Ghid dropped a confirming nod. “They instantly authorized more funds for bigger tests, expanded labs, and new serums—all in the name of scientific advancement, of course.”
“Never mind the blatant military applications.” Tait tacked on a growl of disgust.
Before all the conclusions were reached, Zoe braced herself for Shay’s tighter hold.
It didn’t come.
Instead, he fed her worst fear.
He let go.
Tait grunted. “No wonder Mom popped a thousand gaskets when he got back from that trip.”
“So what happened then?” Colton queried.
Shay’s interjection was a jagged knife on the air. “Cameron Stock happened then.”
Tait’s face exploded on a disbelieving glare—quashed by another nod from Ghid. “At that time, Stock had started to make his name in Hollywood. He was working with some pharmaceutical companies who’d backed some film projects, and kept his eyes open for new investment opportunities for them. Believe it or not, he met your mom at the grocery store in Des Moines one weekend. He was there scouting locations for a movie, and she was there—”
“Buying us Ding Dongs.” Shay’s voice was a rough blade edged in deep emotion.
“She always bought us Ding Dongs in Des Moines.” Tait’s explanation was just as serrated. “Our local grocery didn’t carry them.”
“Stock saw a biomedical thriller poking out of Mel’s purse. He was interested in what she thought of the story. Her review gave away enough about her profession that his interest turned to fascination.”
“That doesn’t explain Mom’s gullibility,” Tait snapped. “She’s a smarter woman than that. Or at least she was.”
“Unbelievably, Stock wasn’t always such a huge prick,” Ghid stated. “There was a time when the only thing he wanted was to make big money and have a little creat
ive fun in Hollywood. And he was damn good at both.”
Tait’s forehead creased. “That tidbit and six bucks will get you a latte and a barista who cares,” he growled. “And I’m not him.” His lips compressed. “So Mom was standing there with Ding Dongs in the cart and a chest full of pissed off at Homez. I take it she spilled all to Stock?”
“Pretty much.” While Ghid’s face remained, as always, an inscrutable wall, his eyes gave him away again. Shadows of deep memories turned them into dark moss forests. “And in return, he offered her everything, too.”
Tait’s shoulders tensed against his T-shirt. “You’d better tell me my mind just jumped to the wrong conclusion about that, man.”
“It did,” Ghid replied. “Because believe it or not, here’s where the story gets uglier.”
“Fuck.” Shay’s reaction came from deep in his gut. Zoe ran a hand up to his shoulder, happy that he didn’t shirk her off again.
“Your mom didn’t know it, but Homer was already working with others to make all of it happen. Though the funding came from Big Idea, they kept it all ‘off the books,’ with knowledge about the project limited to a select group—and the sad-shit volunteers they scraped up for the program, of course.”

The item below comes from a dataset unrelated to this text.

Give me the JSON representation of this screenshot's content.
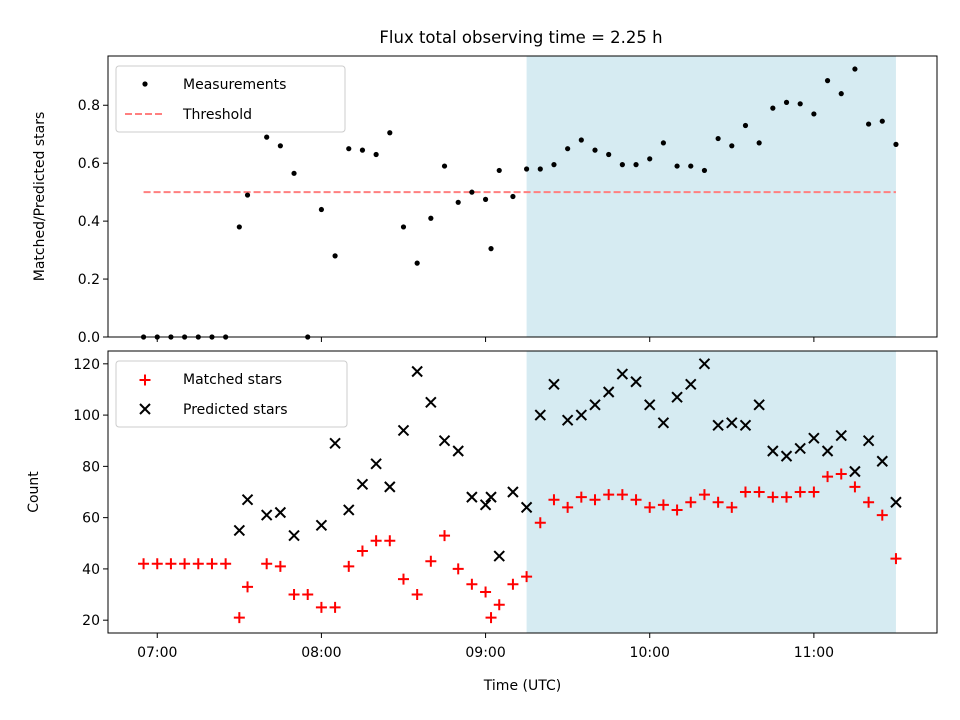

Watching the man’s eyes was proving to be a wise move. They revealed his soul with heartbreaking clarity. “Mierda,” Zoe uttered. “You were one of those volunteers, weren’t you?”
Ghid let out a heavy breath. “A man will sign on to do a lot of dumb things when he’s desperate,” he uttered. “Spend thirty years in prison or sign up for a couple of weeks in a simple science study? That’s a no-brainer, right?”
“But it wasn’t.”
The second Shay slammed out the words, he surged to his feet. The burst wasn’t a surprise. Zoe had been the one to feel the tension climb higher through his body. She longed to rise with him, to help him through this, but how could she soothe away the confusion from a situation she hardly understood? There wasn’t a user’s guide for this picture. No handy online video to help ease the soul of a man who’d just learned that his mother’s “magic honey” might really have been a tainted elixir.